As soon as the copper has become cherry red you have to remove the flame and then, this time right on the junction, you go to rest the pond turning around the tube as much as possible.

keep in mind that the result will not be a welding cord, but the tin, which in contact the roving copper becomes liquid, creeps by capillarity between the two surfaces. If, for example, the part should cool, at the next heating it may seem to you that the pond put before went away, but actually melted again, the part that in the first soldering was exceeded and the brazing goes well too.

Two things. the decapant paste is not necessary, but being gas tube I would use it; its purpose is to further clean the parts to favor the taking of the pond. basically the purpose is to remove the fat residues that remain after processing. once a plumber, without decapant, immersed the tube in a little acid after scratching it and that brazing still keeps.
 
I know what a risk of being a tick, but there are special sprays to test plant losses
and you will say... The good old soap works nicely! Why should I take chemicals?
Well... for a small experience I had, sprays "mark" smaller losses than those found with soap and water. . .
 
I know what a risk of being a tick, but there are special sprays to test plant losses
and you will say... The good old soap works nicely! Why should I take chemicals?
Well... for a small experience I had, sprays "mark" smaller losses than those found with soap and water. . .
You're probably right.
It's that I'm a little rustic and when I did this job (25 years ago) we used archaic methods and worked in a Southern aziendina where we had no eyes to cry.
when in winter the temperature was lowered, the means (excavator and ruspa) were so old that they did not make it to start for the cold (however speak of temperatures above zero).
We used to detach the suction tube and turn on the gas cooker to suck the engine hot air.... and the means departed.
the skulls were so old that they often scarred, and down with a crowbar and the iron poles to put them on between unrepeatable blasphemies.

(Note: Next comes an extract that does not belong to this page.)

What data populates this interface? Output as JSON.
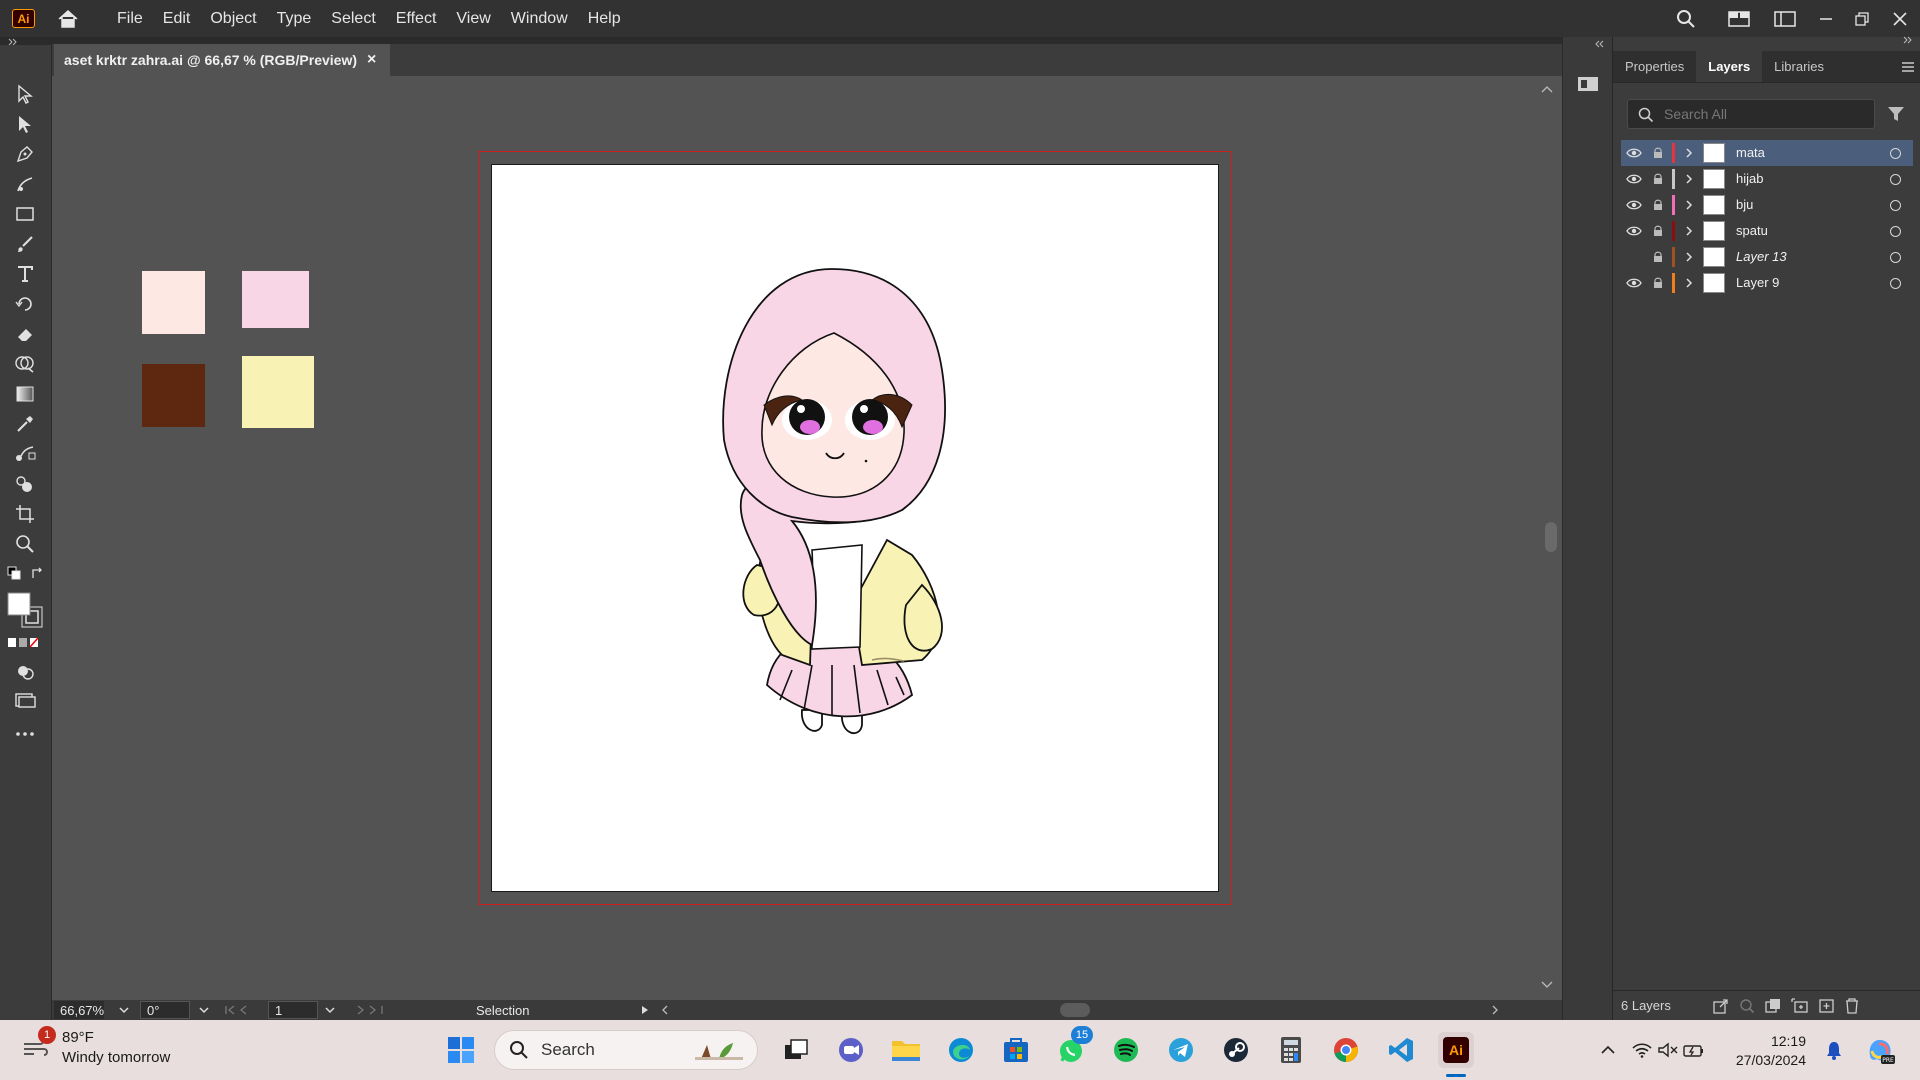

I was just over 20 years old, I was a worker, I never had a lira, the calli on my hands looked like a carpenter of 60 years and I remember that as one of the most beautiful periods of my life.
 
You're probably right.
It's that I'm a little rustic and when I did this job (25 years ago) we used archaic methods and worked in a Southern aziendina where we had no eyes to cry.
when in winter the temperature was lowered, the means (excavator and ruspa) were so old that they did not make it to start for the cold (however speak of temperatures above zero).
We used to detach the suction tube and turn on the gas cooker to suck the engine hot air.... and the means departed.
the skulls were so old that they often scarred, and down with a crowbar and the iron poles to put them on between unrepeatable blasphemies.

I was just over 20 years old, I was a worker, I never had a lira, the calli on my hands looked like a carpenter of 60 years and I remember that as one of the most beautiful periods of my life.
ah, well... if we go of amarcord, while being younger than you, I remember with nostalgia when to put in motion the mule in the morning of winter (but on us was well subzero), you had to unmadonnare with ether, gasoline and cannello. . .
and then work for 8 hours (it was in turn...) going every 15-20 minutes to "freeze" the hands on the hydraulic control unit of the lathe
or all the wonders that were invented, a few years later, to save money in repairs to the customer who had to set up the car but could not afford a repair "seria". . .

but what do you want, max... times change. once it repaired, today it replaces!